Par une décision du 20 novembre 2018, la commission départementale d'aide sociale du Nord a rejeté son recours.
Procédure devant la Cour :
Par une requête, enregistrée le 20 décembre 2018, régularisée le 6 février 2019, et un mémoire en réplique, enregistré le 27 août 2020, M. C... D..., représenté par sa tutrice, l'ASAPN, représenté par Me B..., demande à la Cour :
1°) d'annuler la décision du 20 novembre 2018 par laquelle la commission départementale d'aide sociale du Nord a confirmé les décisions du président du conseil départemental du 8 septembre 2017 et du 30 octobre 2017 ;
2°) d'annuler la décision du 8 septembre 2017 du président du conseil départemental du Nord refusant à M. D... l'admission à l'aide sociale à l'hébergement pour la période du 18 juillet 2015 au 13 décembre 2016 compte tenu du dépôt tardif de la demande, ensemble la décision du 30 octobre 2017 confirmant, sur recours gracieux, la décision du 8 septembre 2017 ;
3°) d'accorder à M. D... le bénéfice de l'aide sociale à l'hébergement pour la période du 18 juillet 2015 au 13 décembre 2016 ;
4°) de déclarer irrecevable le mémoire en défense présenté par le président du conseil départemental du Nord en ce qu'il a été signifié à M. D..., incapable majeur, et non à sa tutrice, l'ASAPN.

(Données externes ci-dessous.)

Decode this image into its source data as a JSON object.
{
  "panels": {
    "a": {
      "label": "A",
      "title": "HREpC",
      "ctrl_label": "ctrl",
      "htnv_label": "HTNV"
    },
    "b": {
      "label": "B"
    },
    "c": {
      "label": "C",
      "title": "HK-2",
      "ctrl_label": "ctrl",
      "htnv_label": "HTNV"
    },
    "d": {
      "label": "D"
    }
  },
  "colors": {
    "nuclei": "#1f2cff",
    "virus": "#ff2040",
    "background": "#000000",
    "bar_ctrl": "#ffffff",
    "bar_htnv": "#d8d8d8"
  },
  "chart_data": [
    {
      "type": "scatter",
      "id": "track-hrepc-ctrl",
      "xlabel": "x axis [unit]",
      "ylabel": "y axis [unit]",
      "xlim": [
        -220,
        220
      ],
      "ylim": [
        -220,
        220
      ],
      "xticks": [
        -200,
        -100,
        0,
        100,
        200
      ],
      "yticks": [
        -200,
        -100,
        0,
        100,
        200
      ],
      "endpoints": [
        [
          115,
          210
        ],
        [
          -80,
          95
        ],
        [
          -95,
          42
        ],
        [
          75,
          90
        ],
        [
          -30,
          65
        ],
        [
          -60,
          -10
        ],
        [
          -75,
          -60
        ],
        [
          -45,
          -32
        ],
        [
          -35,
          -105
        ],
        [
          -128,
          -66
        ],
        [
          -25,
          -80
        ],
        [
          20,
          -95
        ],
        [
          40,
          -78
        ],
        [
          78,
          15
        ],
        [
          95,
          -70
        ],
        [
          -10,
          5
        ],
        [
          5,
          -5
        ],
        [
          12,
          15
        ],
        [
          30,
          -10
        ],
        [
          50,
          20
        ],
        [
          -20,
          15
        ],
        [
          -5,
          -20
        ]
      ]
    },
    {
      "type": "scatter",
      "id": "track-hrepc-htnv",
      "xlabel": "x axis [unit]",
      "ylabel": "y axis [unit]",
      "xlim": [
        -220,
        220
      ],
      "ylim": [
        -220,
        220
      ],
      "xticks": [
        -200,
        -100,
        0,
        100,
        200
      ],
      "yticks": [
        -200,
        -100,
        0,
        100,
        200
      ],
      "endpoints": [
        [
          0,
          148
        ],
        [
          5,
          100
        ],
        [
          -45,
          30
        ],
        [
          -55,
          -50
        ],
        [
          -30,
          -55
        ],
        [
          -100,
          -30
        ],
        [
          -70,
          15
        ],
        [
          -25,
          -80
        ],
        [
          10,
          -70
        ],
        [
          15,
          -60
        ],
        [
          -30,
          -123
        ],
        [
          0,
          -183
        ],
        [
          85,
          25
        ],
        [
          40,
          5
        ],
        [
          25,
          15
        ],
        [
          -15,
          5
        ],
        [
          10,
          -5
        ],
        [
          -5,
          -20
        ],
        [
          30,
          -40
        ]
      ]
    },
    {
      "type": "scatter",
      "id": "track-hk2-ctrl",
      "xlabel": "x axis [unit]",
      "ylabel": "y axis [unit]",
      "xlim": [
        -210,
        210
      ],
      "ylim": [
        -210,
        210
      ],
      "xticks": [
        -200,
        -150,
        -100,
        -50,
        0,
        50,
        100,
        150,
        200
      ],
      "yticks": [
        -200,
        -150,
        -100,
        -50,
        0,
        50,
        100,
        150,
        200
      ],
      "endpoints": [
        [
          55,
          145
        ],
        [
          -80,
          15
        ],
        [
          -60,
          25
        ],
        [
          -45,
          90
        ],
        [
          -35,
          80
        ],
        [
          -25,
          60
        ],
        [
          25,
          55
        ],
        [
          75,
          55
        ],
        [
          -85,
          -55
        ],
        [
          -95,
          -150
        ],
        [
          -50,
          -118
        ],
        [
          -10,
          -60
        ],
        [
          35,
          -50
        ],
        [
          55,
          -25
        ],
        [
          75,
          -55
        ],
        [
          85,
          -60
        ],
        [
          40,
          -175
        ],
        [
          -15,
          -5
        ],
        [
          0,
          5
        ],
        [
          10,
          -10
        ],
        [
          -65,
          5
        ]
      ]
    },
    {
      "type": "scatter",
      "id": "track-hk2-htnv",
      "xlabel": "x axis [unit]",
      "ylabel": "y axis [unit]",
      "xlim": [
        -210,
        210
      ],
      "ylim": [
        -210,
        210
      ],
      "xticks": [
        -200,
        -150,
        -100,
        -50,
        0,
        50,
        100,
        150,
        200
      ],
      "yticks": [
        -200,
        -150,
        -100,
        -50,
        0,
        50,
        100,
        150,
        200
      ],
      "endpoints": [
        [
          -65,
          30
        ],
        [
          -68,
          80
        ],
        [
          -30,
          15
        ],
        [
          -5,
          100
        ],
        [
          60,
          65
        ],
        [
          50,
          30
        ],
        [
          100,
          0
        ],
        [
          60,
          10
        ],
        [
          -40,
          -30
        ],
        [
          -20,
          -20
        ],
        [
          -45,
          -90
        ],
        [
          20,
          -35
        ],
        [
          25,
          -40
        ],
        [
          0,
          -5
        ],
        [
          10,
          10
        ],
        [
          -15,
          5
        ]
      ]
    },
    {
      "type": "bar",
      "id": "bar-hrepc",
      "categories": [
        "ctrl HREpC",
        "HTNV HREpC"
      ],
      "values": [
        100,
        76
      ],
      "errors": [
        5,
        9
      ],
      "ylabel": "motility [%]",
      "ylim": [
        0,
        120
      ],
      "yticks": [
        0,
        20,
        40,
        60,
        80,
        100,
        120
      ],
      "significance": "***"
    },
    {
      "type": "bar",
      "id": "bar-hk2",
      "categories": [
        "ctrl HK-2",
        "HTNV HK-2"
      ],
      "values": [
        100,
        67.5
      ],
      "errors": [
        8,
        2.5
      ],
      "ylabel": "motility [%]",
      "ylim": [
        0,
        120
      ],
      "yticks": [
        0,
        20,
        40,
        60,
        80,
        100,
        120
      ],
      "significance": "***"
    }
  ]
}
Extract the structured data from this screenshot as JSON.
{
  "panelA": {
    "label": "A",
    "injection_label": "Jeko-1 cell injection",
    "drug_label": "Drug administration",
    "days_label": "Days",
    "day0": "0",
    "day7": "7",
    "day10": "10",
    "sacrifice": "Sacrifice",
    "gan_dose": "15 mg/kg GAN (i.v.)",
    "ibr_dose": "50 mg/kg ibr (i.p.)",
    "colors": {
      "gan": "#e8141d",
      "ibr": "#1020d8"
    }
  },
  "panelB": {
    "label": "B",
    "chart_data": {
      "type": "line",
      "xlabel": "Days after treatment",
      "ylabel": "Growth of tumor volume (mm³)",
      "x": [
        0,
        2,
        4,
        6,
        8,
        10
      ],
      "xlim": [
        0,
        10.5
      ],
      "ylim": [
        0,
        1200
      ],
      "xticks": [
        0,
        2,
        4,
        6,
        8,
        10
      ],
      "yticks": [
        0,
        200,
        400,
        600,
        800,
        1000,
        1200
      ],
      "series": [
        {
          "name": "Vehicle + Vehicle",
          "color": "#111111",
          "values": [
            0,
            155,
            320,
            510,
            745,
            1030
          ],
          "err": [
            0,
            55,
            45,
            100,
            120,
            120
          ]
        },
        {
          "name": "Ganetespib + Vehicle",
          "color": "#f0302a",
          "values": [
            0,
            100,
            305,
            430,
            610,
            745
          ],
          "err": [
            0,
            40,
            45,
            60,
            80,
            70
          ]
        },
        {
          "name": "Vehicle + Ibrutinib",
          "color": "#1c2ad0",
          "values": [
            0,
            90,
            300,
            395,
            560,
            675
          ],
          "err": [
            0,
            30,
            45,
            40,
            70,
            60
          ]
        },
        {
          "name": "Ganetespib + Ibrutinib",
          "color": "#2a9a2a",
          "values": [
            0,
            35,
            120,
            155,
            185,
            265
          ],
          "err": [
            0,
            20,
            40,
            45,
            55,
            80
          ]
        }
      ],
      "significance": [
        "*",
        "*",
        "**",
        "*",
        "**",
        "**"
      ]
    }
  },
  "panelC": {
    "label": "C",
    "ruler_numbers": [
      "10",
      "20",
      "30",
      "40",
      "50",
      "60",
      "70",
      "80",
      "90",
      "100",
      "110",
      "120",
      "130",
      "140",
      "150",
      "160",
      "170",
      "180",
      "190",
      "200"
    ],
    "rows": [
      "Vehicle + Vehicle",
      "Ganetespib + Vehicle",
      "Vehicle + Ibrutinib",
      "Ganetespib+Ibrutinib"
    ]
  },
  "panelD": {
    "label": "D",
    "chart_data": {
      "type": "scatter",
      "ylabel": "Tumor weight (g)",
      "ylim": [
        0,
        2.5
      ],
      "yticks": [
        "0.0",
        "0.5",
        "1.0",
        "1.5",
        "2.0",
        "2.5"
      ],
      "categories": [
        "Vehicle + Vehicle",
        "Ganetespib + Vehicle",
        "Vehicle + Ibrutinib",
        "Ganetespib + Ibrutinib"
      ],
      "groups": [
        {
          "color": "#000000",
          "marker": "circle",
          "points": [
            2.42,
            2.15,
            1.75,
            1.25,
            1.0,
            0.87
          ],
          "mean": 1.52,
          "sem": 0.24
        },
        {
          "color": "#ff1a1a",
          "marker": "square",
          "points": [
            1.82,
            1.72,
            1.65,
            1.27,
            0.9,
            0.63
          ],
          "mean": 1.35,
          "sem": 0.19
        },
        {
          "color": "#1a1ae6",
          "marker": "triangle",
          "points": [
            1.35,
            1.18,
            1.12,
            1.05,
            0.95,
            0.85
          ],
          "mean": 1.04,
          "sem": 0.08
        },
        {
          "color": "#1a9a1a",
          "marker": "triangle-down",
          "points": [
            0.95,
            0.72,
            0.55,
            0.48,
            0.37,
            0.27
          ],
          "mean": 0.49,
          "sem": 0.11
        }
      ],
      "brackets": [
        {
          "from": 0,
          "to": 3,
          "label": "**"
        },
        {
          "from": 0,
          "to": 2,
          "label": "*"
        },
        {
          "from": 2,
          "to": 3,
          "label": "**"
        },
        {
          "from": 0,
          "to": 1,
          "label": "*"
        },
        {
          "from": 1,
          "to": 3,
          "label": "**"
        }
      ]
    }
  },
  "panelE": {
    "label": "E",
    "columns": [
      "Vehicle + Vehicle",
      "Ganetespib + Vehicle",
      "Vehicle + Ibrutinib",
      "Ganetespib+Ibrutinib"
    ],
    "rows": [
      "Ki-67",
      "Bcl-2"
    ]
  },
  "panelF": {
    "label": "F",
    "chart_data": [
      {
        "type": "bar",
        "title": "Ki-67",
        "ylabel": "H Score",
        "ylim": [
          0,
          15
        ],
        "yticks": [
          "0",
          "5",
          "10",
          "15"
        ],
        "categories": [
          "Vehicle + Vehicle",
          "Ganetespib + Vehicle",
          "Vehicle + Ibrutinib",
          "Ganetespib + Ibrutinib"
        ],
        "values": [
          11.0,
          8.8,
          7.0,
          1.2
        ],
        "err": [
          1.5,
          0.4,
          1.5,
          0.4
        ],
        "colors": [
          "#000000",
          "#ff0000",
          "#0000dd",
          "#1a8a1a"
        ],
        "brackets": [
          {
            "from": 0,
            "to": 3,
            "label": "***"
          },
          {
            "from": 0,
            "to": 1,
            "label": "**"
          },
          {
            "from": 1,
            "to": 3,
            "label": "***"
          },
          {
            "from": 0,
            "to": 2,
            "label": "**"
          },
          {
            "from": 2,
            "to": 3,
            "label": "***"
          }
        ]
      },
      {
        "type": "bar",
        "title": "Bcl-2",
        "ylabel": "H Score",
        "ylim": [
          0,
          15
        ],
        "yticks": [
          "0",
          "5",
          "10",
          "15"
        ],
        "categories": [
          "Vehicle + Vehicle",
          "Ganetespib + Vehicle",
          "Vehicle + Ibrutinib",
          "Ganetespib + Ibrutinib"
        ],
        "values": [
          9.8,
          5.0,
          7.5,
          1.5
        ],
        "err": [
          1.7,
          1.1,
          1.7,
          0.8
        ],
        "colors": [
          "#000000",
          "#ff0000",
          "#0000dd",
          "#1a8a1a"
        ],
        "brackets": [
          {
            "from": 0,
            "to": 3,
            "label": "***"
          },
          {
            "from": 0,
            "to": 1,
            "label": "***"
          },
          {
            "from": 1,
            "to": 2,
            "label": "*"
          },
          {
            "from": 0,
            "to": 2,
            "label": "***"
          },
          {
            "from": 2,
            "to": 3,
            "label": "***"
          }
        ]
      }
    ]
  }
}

Il soutient que c'est à tort que le président du conseil départemental du Nord, dans sa décision du 8 septembre 2017, confirmée par une décision du 30 octobre 2017, et la commission départementale d'aide sociale du Nord, dans sa décision du 20 novembre 2018, ont refusé d'admettre M. D... à l'aide sociale à l'hébergement à compter du 18 juillet 2015, date de son entrée à l'institut médico-adaptatif de Montigny-en-Ostrevent, dès lors qu'une première demande d'aide sociale avait été effectuée dans les délais impartis mais qu'elle n'avait pu aboutir en raison de difficultés administratives rencontrées dans l'obtention des informations exigées par le conseil départemental.
Par un mémoire en défense, enregistré le 11 avril 2019, le président du conseil départemental du Nord soutient que la requête est, à titre principal, irrecevable, et, en tout état de cause, infondée.
Vu les autres pièces du dossier.
En application de l'article 12 de la loi n° 2016-1547 du 18 novembre 2016 et du décret n° 2018-928 du 29 octobre 2018, le dossier de la requête susvisée a été transféré à la Cour administrative d'appel de Paris, où elle a été enregistrée le 2 janvier 2019 sous le n° 19PA00133.
Vu :
- le code de l'action sociale et des familles ;
- la loi n° 2016-1547 du 18 novembre 2016 ;
- le décret n° 2018-928 du 29 octobre 2018 ;
- le code de justice administrative.
Les parties ont été régulièrement averties du jour de l'audience.
Ont été entendus au cours de l'audience publique :
- le rapport de M. A...,
- et les conclusions de Mme Bernard, rapporteur public.
Considérant ce qui suit :
Sur la recevabilité de la requête :
1. Si la requête présentée pour M. D... et enregistrée le 20 décembre 2018 ne comprenait aucun moyen, un mémoire, enregistré le 27 août 2020, a été présenté pour celui-ci, dans lequel un moyen était soulevé et argumenté. Ce dernier mémoire ayant ainsi régularisé la requête initiale, sans qu'y fasse obstacle l'expiration du délai de recours contentieux, la fin de non-recevoir opposée par le président du conseil départemental du Nord, tirée de l'irrecevabilité de la requête faute d'avoir exposé des moyens, doit être écartée.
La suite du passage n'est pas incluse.